Segundo Catarina Corujo, a competição com figuras virtuais que são projetadas para serem «perfeitas» pode fazer com que influenciadoras como ela, que promovem uma beleza mais inclusiva e realista, percam visibilidade. «As marcas podem optar por colaborar com influenciadoras virtuais porque estas não têm imperfeições e podem ser controladas com precisão. Isso pode resultar em menos oportunidades para influenciadoras reais que lutam para redefinir o que significa ser belo e digno de atenção», desabafa. Além disso, garante, o mercado de influenciadores já é incrivelmente competitivo, e adicionar influenciadoras virtuais «pode intensificar essa competição». «Muitas vezes, as influenciadoras plus size já enfrentam barreiras adicionais para conseguir colaborações e patrocínios devido a preconceitos implícitos. A entrada de influenciadoras virtuais pode exacerbar essas dificuldades, tornando ainda mais difícil para nós sermos reconhecidas e valorizadas», aponta. «Acredito também que a criação de influenciadoras virtuais levanta sérias questões éticas. Ao serem usadas para promover produtos e estilos de vida sem transparência sobre sua natureza artificial pode, sem dúvida, enganar os seguidores e criar expectativas irreais», alerta ainda. Enquanto influenciadora humana, Catarina sublinha que é transparente sobre a sua jornada, sobre as suas lutas e vitórias. «Sendo muito crua sobre o quão desafiante pode ser o dia a dia de alguém com distúrbios alimentares e depressão, acredito que essa autenticidade é fundamental para construir uma conexão genuína e verdadeira com meu público.
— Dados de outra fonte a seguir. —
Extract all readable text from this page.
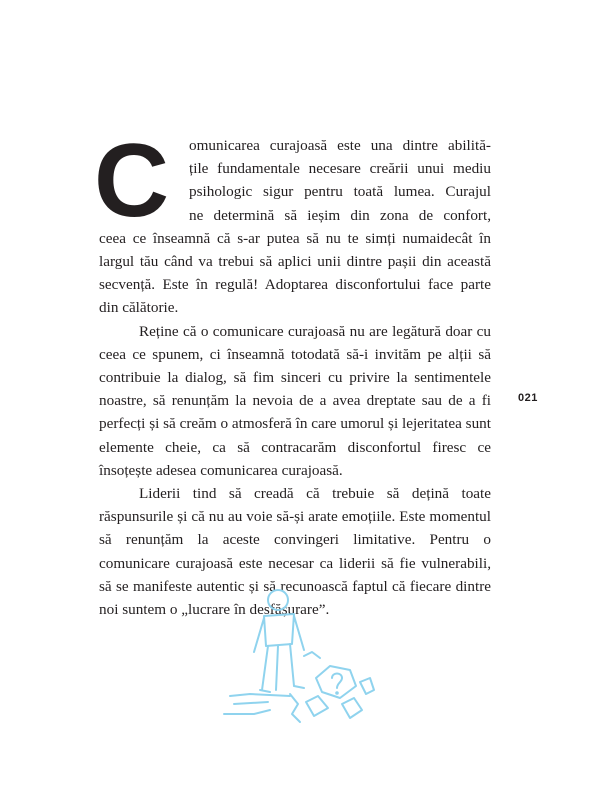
C	omunicarea curajoasă este una dintre abilită-
țile fundamentale necesare creării unui mediu
psihologic sigur pentru toată lumea. Curajul
ne determină să ieșim din zona de confort,
ceea ce înseamnă că s-ar putea să nu te simți numaidecât în
largul tău când va trebui să aplici unii dintre pașii din această
secvență. Este în regulă! Adoptarea disconfortului face parte
din călătorie.

Reține că o comunicare curajoasă nu are legătură doar cu ceea ce spunem, ci înseamnă totodată să-i invităm pe alții să contribuie la dialog, să fim sinceri cu privire la sentimentele noastre, să renunțăm la nevoia de a avea dreptate sau de a fi perfecți și să creăm o atmosferă în care umorul și lejeritatea sunt elemente cheie, ca să contracarăm disconfortul firesc ce însoțește adesea comunicarea curajoasă.

Liderii tind să creadă că trebuie să dețină toate răspunsurile și că nu au voie să-și arate emoțiile. Este momentul să renunțăm la aceste convingeri limitative. Pentru o comunicare curajoasă este necesar ca liderii să fie vulnerabili, să se manifeste autentic și să recunoască faptul că fiecare dintre noi suntem o „lucrare în desfășurare”.

021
Vender um estilo de vida de forma fácil e imediata, gera imensa frustração no público que fica cada vez mais dependente dos milagres vendidos por uma indústria já por si, milionária», reforça.

Além disso, de acordo com a influenciadora natural de Aveiro, «há uma responsabilidade moral em reconhecer o impacto das nossas ações e das imagens que promovemos»: «As influenciadoras virtuais, por mais bem-intencionadas que sejam suas criações, não têm a mesma responsabilidade ética ou social, pois são, em última instância, controladas por empresas que podem priorizar lucros sobre a integridade e a autenticidade», explica. Por isso, a ascensão das influenciadoras geradas pela IA é um reflexo da inovação tecnológica, mas também um sinal de alerta para a indústria de influenciadores. «É crucial que continuemos a valorizar e promover a diversidade real e a autenticidade nas redes sociais. Como influenciadora mid/plus size, o meu compromisso é continuar a representar e a lutar pela visibilidade de corpos diversos e reais, ao desafiar padrões de beleza e promover a aceitação. A minha esperança é que, mesmo com as mudanças tecnológicas, a autenticidade e a humanidade permaneçam no centro da nossa presença online», remata Catarina Corujo.